Oil Prices Cut European Carriers Both Ways
Lionel Laurent, 08.11.08, 4:20 PM ET

LONDON - Just when the Euroepan aviation sector was hunkering down and getting ready for $200 oil, it now faces a new dilemma: what to do with crude now tumbling towards $110 per barrel.

This may seem an unusual thing to worry about, given the intense headache that record fuel bills are bringing to carriers like British Airways and Ryanair. But a rapid unraveling of oil could have unintended consequences: fuel hedging strategies could turn out to have been too conservative, wasting carriers' money, while the pace of much-needed consolidation might slow down as struggling players struggle a little less.

"If oil falls, it does seem that some of the hanger's-on will be hanging on a bit longer," said Geoff van Klaveren, analyst with Exane BNP Paribas. "For the long-term profitability of the industry, we need some of the weaker players to exit the market."

European Brent crude fell to $110.06 per barrel, from $112.43, during late trading on Monday. Oil prices have fallen more than $30 in less than two months, as the global economy slows down and demand weakens.

Falling oil could be particularly bad news for low-cost Irish carrier Ryanair, at least in the short term. Firstly, a lot of its endangered rivals could benefit from the lifeline: companies like Sky Europe, Flybe and Jet2. Secondly, it could pay the price of over-cautious hedging in the futures market in the coming months.

Ryanair did not do any fuel hedging for the three months up to July, leaving it exposed to the rise in the spot price of oil; its quarterly profits fell a whopping 85.0% as a result.

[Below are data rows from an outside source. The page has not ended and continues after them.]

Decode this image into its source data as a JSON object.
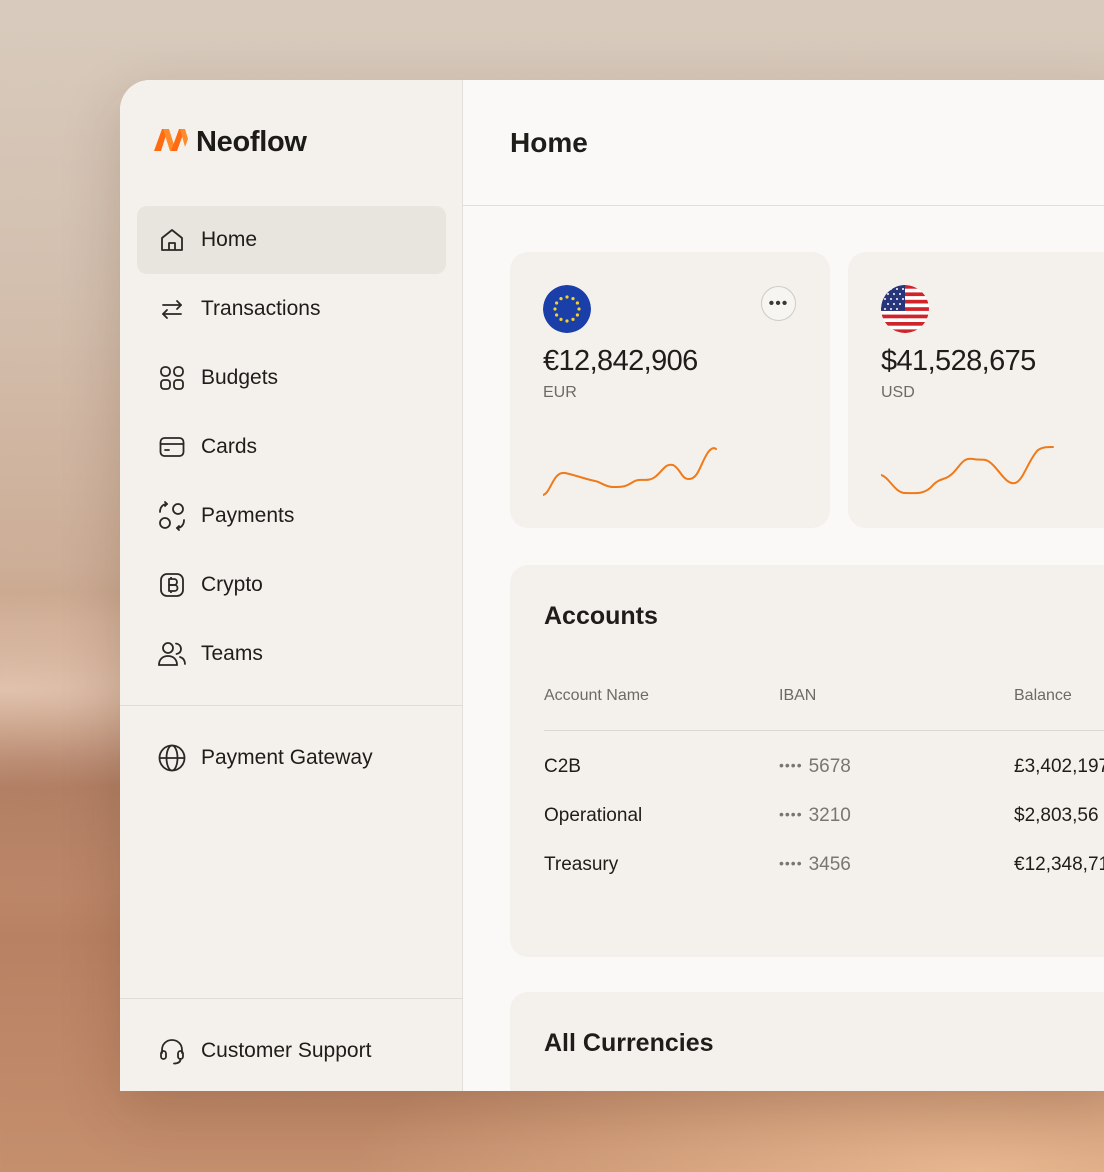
{
  "brand": {
    "name": "Neoflow",
    "accent": "#ff6a13"
  },
  "sidebar": {
    "items": [
      {
        "label": "Home",
        "icon": "home-icon",
        "active": true
      },
      {
        "label": "Transactions",
        "icon": "arrows-swap-icon"
      },
      {
        "label": "Budgets",
        "icon": "grid-icon"
      },
      {
        "label": "Cards",
        "icon": "card-icon"
      },
      {
        "label": "Payments",
        "icon": "payments-cycle-icon"
      },
      {
        "label": "Crypto",
        "icon": "bitcoin-icon"
      },
      {
        "label": "Teams",
        "icon": "users-icon"
      }
    ],
    "extra": {
      "label": "Payment Gateway",
      "icon": "globe-icon"
    },
    "support": {
      "label": "Customer Support",
      "icon": "headset-icon"
    }
  },
  "header": {
    "title": "Home"
  },
  "balances": [
    {
      "amount": "€12,842,906",
      "code": "EUR",
      "flag": "eu-flag-icon",
      "sparkline_color": "#f07a1a"
    },
    {
      "amount": "$41,528,675",
      "code": "USD",
      "flag": "us-flag-icon",
      "sparkline_color": "#f07a1a"
    }
  ],
  "accounts": {
    "title": "Accounts",
    "columns": [
      "Account Name",
      "IBAN",
      "Balance"
    ],
    "rows": [
      {
        "name": "C2B",
        "iban_dots": "••••",
        "iban_last": "5678",
        "balance": "£3,402,197"
      },
      {
        "name": "Operational",
        "iban_dots": "••••",
        "iban_last": "3210",
        "balance": "$2,803,56"
      },
      {
        "name": "Treasury",
        "iban_dots": "••••",
        "iban_last": "3456",
        "balance": "€12,348,71"
      }
    ]
  },
  "currencies": {
    "title": "All Currencies"
  }
}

Although Ryanair has learned its lesson, it was too late: it is now hedged for the next two quarters at $129 per barrel and $124 per barrel, prices which may have seemed cheap in July but are now well above the spot market.

Even though Air France-KLM, Lufthansa and British Airways are all well hedged at good prices--between $74 and $90--falling oil could be bad for them also. Sliding oil means sliding demand, and that could point to falling numbers passengers, empty flights and shrinking sales.